Wien - Caritas-Präsident Franz Küberl hat am Sonntag die seit Jahren immer restriktivere Handhabung des Asylrechts in Österreich kritisiert. Angesichts der US-Terroranschläge sei eine Neubesinnung notwendig: Der Kampf gegen den Terror dürfe kein Kampf gegen Menschenrechte werden. Wenn Demokratie, Menschenrechte und der Schutz der Flüchtenden eingeschränkt würden, gäbe man letzten Endes den Terroristen recht, so Küberl bei der Eröffnung derder Ausstellung "Exodus - Menschen auf der Flucht" im Stift Seitenstetten.

"Der Kampf gegen den Terror macht nur Sinn, wenn Rechtsstaatlichkeit, Demokratie und Menschenrechte in einer schwierigeren Zeit mit gesteigerter Normalität ausgeübt und geschützt werden", meinte der Caritas-Präsiden laut Kathpress. Er verwies darauf, dass derzeit weltweit rund 23 Millionen Menschen auf der Flucht außerhalb ihres Heimatlandes sind; dazu kommen noch geschätzte 200 Millionen "Binnenflüchtlinge".

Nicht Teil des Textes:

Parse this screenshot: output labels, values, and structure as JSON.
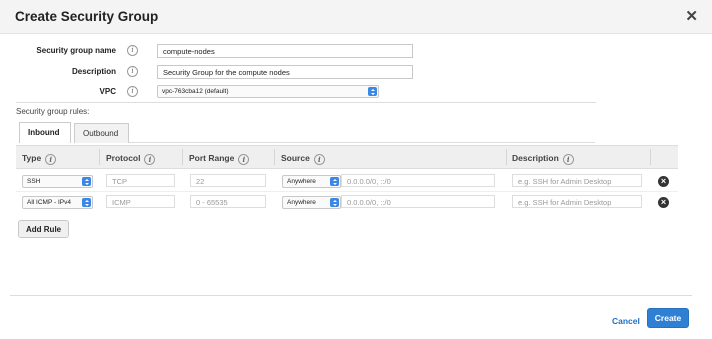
{
  "dialog": {
    "title": "Create Security Group",
    "close_glyph": "✕"
  },
  "form": {
    "name_label": "Security group name",
    "name_value": "compute-nodes",
    "description_label": "Description",
    "description_value": "Security Group for the compute nodes",
    "vpc_label": "VPC",
    "vpc_value": "vpc-763cba12 (default)",
    "info_glyph": "i"
  },
  "rules": {
    "section_label": "Security group rules:",
    "tabs": [
      {
        "label": "Inbound",
        "active": true
      },
      {
        "label": "Outbound",
        "active": false
      }
    ],
    "columns": [
      "Type",
      "Protocol",
      "Port Range",
      "Source",
      "Description"
    ],
    "rows": [
      {
        "type": "SSH",
        "protocol": "TCP",
        "port_range": "22",
        "source_select": "Anywhere",
        "source_value": "0.0.0.0/0, ::/0",
        "description_placeholder": "e.g. SSH for Admin Desktop"
      },
      {
        "type": "All ICMP - IPv4",
        "protocol": "ICMP",
        "port_range": "0 - 65535",
        "source_select": "Anywhere",
        "source_value": "0.0.0.0/0, ::/0",
        "description_placeholder": "e.g. SSH for Admin Desktop"
      }
    ],
    "delete_glyph": "×",
    "add_rule_label": "Add Rule"
  },
  "footer": {
    "cancel_label": "Cancel",
    "create_label": "Create"
  },
  "colors": {
    "accent": "#2f80d5",
    "link": "#1a6fc9",
    "select_button": "#3a87e6"
  },
  "icons": [
    "close-icon",
    "info-icon",
    "select-arrows-icon",
    "delete-rule-icon"
  ]
}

Küberl erinnerte daran, dass die erste Einschränkung des Asylrechts 1988 durch den damaligen Innenminister Karl Blecha (S) erfolgte, der ein Schnellverfahren für polnische Asylwerber einführte. Österreich habe grundsätzlich eine zwiespältige Form des Umgangs mit Flüchtlingen: Einerseits gebe es die großartige humanitäre Tradition - von den Ungarnflüchtlingen 1956 über die Tschechen und Slowaken 1968 bis zu den Bosniern und Kosovaren der 90er-Jahre. Andererseits habe das offizielle Österreich schon Ende der 40er-Jahre nicht wollen, dass die deutschsprachigen Vertriebenen aus Böhmen und Mähren im Land bleiben. (APA)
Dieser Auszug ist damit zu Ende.